Japan’s taxi sector long resisted disruption. Strict rules protected incumbents. Go succeeded by aggregating licensed fleets rather than confronting them. That approach produced an 18.2 percent operating margin in recent audits and steady growth. Now the same model could accelerate the shift to robotaxis. The driver shortage no longer looks like an existential threat. It looks like a tailwind for the company best positioned to replace human labor with machines.
But risks remain. Regulatory approval for unsupervised operations could slip. Technical hurdles in dense urban traffic persist. Competitors with deeper autonomous expertise, including Waymo itself, might expand their own platforms. Go must prove it can integrate new technology without losing the network effects that delivered 70 percent share. And it must spend the IPO proceeds effectively. Acquisitions bring execution risk. Overpaying or buying unrelated businesses could dilute focus.
Still the combination of dominant market position, fresh capital and a clear plan to tackle the industry’s biggest problem sets Go apart. Chairman Ichiro Kawanabe and President Hiroshi Nakajima rang the bell together. The moment symbolized more than a listing. It marked the start of a bet that software and sensors can keep Japan’s taxis running as its population ages.

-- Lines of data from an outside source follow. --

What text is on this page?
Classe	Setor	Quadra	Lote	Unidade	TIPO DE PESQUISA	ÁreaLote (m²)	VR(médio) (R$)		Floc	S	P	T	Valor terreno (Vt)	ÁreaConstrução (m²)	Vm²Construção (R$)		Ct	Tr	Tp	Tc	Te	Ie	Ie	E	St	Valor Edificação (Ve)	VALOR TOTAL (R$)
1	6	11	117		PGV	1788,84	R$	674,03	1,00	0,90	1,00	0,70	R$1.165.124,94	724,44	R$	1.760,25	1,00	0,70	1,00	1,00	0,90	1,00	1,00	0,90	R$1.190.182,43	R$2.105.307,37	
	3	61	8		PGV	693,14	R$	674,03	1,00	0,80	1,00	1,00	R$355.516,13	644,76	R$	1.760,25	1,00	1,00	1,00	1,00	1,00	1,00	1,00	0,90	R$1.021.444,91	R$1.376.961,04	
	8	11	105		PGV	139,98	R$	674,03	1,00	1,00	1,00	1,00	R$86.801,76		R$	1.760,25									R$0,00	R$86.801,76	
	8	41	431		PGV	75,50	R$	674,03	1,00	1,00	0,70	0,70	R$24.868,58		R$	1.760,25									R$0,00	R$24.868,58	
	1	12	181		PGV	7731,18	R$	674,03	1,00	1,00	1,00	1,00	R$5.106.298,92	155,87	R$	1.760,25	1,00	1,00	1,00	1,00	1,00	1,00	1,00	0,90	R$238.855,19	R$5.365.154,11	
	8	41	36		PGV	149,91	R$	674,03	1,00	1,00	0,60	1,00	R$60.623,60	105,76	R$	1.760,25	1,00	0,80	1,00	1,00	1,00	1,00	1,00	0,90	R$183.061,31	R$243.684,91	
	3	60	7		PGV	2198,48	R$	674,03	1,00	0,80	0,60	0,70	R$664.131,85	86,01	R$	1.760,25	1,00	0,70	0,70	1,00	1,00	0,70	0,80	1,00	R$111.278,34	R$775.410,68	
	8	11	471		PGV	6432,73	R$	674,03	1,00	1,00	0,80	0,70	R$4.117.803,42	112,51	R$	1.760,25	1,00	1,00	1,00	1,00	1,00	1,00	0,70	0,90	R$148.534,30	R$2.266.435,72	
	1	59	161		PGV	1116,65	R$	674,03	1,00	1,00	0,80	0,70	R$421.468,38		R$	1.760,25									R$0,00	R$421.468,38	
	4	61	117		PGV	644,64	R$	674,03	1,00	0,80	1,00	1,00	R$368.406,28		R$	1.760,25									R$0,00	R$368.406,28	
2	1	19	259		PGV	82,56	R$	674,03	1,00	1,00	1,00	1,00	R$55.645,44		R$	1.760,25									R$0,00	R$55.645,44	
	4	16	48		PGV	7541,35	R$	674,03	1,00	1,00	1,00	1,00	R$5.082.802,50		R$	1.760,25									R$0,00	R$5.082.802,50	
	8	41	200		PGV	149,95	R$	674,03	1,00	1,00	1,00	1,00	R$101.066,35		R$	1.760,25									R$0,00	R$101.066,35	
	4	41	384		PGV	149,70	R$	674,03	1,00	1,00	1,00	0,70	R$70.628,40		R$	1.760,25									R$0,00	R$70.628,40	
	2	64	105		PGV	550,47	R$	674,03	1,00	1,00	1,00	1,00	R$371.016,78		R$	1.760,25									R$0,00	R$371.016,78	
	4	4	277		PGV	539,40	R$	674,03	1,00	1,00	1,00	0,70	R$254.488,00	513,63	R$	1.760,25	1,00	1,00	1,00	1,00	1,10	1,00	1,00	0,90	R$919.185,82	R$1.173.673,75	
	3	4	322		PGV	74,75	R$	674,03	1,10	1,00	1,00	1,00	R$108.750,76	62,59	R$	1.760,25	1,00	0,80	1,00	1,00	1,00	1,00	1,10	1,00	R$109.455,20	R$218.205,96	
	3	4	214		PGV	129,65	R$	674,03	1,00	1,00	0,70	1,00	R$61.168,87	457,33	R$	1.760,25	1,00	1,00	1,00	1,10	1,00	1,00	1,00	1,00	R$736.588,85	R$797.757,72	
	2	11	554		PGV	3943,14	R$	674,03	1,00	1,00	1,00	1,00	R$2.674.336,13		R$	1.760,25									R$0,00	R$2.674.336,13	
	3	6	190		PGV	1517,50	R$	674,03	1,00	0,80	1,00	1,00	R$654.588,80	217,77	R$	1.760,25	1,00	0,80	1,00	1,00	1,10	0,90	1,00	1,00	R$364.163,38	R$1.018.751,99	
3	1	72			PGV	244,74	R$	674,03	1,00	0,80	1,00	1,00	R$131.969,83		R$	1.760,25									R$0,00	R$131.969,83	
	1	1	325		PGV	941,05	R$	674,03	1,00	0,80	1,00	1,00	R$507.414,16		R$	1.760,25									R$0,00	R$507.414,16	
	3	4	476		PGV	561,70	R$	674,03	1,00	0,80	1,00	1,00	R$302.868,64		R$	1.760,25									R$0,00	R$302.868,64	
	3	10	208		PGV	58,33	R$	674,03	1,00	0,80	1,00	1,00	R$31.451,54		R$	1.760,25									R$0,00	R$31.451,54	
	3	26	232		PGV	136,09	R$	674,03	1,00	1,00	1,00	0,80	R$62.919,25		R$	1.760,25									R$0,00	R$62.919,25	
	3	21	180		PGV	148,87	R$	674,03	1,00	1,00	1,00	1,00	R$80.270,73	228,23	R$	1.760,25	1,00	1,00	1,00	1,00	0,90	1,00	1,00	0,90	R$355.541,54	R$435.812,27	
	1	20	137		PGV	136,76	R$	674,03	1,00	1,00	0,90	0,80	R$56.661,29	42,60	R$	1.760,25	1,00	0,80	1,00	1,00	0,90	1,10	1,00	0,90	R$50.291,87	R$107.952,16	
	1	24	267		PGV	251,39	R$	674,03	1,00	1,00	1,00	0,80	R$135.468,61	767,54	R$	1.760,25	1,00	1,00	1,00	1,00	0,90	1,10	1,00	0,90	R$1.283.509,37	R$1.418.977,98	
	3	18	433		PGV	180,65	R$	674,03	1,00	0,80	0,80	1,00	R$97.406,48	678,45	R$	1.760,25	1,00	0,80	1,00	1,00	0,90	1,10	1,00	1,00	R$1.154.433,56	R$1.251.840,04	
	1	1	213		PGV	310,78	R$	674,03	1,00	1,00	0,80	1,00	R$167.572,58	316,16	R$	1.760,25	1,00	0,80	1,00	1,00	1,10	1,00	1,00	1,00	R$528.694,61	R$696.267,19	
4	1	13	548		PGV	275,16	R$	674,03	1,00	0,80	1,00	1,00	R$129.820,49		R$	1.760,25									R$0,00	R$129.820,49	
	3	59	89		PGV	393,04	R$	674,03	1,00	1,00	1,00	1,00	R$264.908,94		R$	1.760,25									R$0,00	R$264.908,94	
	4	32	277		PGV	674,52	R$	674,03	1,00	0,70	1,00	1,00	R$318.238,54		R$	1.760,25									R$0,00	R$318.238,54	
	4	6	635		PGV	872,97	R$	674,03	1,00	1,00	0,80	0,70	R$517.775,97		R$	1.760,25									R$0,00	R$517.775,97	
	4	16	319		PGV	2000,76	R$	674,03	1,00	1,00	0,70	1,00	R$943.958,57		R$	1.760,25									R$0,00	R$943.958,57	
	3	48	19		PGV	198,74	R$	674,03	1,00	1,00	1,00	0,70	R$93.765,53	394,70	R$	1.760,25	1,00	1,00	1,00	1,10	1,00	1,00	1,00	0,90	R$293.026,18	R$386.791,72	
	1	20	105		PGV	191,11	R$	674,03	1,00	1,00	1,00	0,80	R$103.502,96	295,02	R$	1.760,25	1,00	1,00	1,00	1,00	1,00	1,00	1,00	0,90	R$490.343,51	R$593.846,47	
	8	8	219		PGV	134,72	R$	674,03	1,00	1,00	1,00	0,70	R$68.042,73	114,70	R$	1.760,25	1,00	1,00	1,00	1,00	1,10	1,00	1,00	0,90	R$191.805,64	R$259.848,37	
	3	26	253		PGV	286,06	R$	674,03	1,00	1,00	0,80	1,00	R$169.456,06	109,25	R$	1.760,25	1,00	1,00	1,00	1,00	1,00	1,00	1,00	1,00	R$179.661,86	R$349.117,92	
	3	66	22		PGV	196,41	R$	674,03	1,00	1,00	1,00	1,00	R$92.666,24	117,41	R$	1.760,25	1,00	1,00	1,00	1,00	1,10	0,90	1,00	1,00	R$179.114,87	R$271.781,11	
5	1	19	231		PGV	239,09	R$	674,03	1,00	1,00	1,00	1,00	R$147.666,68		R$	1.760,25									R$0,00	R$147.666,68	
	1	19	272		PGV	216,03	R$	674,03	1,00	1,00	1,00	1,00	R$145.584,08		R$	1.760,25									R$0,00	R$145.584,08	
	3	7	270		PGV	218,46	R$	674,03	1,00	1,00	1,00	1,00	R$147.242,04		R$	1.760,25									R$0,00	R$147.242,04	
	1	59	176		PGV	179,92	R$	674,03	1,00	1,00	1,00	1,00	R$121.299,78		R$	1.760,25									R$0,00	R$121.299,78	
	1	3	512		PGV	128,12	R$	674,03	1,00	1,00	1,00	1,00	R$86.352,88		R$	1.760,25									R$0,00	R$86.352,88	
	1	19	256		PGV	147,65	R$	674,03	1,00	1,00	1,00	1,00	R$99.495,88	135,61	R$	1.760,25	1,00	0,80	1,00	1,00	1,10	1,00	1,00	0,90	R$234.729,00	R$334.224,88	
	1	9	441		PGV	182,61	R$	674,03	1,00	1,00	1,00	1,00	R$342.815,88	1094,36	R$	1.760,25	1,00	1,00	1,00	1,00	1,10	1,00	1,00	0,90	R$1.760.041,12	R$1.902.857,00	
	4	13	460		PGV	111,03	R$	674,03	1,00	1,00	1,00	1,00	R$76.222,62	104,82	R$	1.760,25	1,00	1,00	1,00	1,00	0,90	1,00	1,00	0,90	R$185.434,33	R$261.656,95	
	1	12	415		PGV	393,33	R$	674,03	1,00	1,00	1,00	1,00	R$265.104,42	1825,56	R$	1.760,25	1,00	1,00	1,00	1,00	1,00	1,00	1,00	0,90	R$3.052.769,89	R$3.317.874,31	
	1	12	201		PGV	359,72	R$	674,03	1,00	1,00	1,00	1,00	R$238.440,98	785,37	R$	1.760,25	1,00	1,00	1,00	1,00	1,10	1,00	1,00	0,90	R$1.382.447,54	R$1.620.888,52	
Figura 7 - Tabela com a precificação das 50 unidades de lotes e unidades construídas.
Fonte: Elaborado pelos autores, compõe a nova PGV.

Recent coverage reinforces the momentum. Crypto Briefing noted 70 percent of shares went to foreign investors and emphasized the dual focus on robots and acquisitions. Discussions on X this week echoed the same themes. Users pointed to the driver shortage and aging demographics as the forcing function. One post highlighted Go’s potential to integrate autonomous vehicles into its existing 85,000-vehicle network faster than pure tech entrants.
The coming months will test whether those expectations hold. Pilot programs will generate data. Regulators will review safety cases. Go will announce its first post-IPO deals. Investors who bought at the top of the range will watch closely. If the company executes, its IPO may come to represent not just Japan’s biggest listing of 2026 but the moment the country’s mobility sector turned decisively toward autonomy.